Der Erweiterte Bewertungsausschuss aus Vertretern der Krankenkassen, der Kassenärztlichen Bundesvereinigung (KBV) sowie drei unparteiischen Mitgliedern hat entschieden, dass Labore für Corona-Tests, die von niedergelassenen Ärzten im Rahmen der Krankenbehandlung veranlasst werden, ab dem 1. Juli pro Test 39,40 Euro erhalten. „Wir haben einen sachgerechten Preis gefunden, der die Entwicklung in den Laboren von vereinzelten Tests hin zu Massentestungen widerspiegelt. Das unterstützt das Anliegen der Politik, die Strategie der Massentestungen gezielt auszubauen“, so Stefanie Stoff-Ahnis, Vorstand beim GKV-Spitzenverband.

Mit 39,40 Euro pro Test würden die Labore gut vergütet, denn es handele sich schließlich um eine „Massenproduktion, die zu einem großen Teil automatisiert abläuft“, so der GKV-Spitzenverband in einem Statement zu dieser Entscheidung. Hinzu kämen noch die Honorare für die verordnenden Ärzte und eine Transportpauschale. Dieser Preis folge dem bereits vor einer Woche festgelegten Wert für die Krankenhäuser. Diese erhielten für den Test 42 Euro, allerdings sei darin die Transportpauschale bereits enthalten. Wie die niedergelassenen Ärzte zusätzlich ihr Honorar erhielten, bekämen auch die Kliniken pro Test für ihre Leistung rund zehn Euro obendrauf. Damit zahlten die Kassen ab dem 16. Juni den Kliniken in Summe 52,50 Euro für Labortest und medizinische Leistungen wie die Entnahme der Probe.

Laut GKV-Spitzenverband war der bisherige Preis von 59 Euro Anfang Februar festgelegt worden, als es lediglich vereinzelte Tests gegeben habe. „Heute sprechen wir von rund 400.000 Tests pro Woche – und es sollen noch viel mehr werden“, so das Statement.

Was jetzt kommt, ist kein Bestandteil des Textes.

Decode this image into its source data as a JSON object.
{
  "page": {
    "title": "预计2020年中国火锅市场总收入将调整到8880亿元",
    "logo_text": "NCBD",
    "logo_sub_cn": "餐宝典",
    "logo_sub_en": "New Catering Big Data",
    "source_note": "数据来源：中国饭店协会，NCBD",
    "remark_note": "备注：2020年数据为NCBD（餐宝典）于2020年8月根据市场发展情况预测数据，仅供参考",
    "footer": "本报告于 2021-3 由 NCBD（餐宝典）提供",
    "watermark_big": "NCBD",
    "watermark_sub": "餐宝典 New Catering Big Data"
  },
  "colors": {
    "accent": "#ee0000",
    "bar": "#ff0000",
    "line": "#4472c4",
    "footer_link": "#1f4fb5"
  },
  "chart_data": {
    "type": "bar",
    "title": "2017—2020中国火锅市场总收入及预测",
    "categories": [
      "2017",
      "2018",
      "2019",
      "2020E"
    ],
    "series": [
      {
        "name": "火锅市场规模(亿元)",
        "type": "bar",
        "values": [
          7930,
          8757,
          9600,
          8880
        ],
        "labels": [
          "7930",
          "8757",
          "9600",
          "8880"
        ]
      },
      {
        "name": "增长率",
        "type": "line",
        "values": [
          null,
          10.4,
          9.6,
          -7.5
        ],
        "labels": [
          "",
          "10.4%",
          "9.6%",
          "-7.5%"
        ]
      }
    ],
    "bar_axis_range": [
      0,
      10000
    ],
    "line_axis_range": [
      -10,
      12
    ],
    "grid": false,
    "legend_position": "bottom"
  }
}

Durch den neuen Preis würden die Sozialkassen und öffentlichen Haushalte deutlich entlastet – bei wöchentlich 1 Million Tests um fast 20 Millionen Euro pro Woche. Der neue Preis beeinflusst ab dem 1. Juli auch die Bewertung der Tests, die auf Basis der Rechtsverordnung auf Veranlassung der Öffentlichen Gesundheitsdienste gemacht würden. Der Preis von 50,50 Euro, der in der Rechtsverordnung stehe, werde entsprechend abgesenkt. Im Ergebnis werde für den selben Test gleich viel gezahlt, egal, ob er vom Öffentlichen Gesundheitsdienst, von einem niedergelassenen Arzt oder in einem Krankenhaus veranlasst wurde, so der Kassendachverband.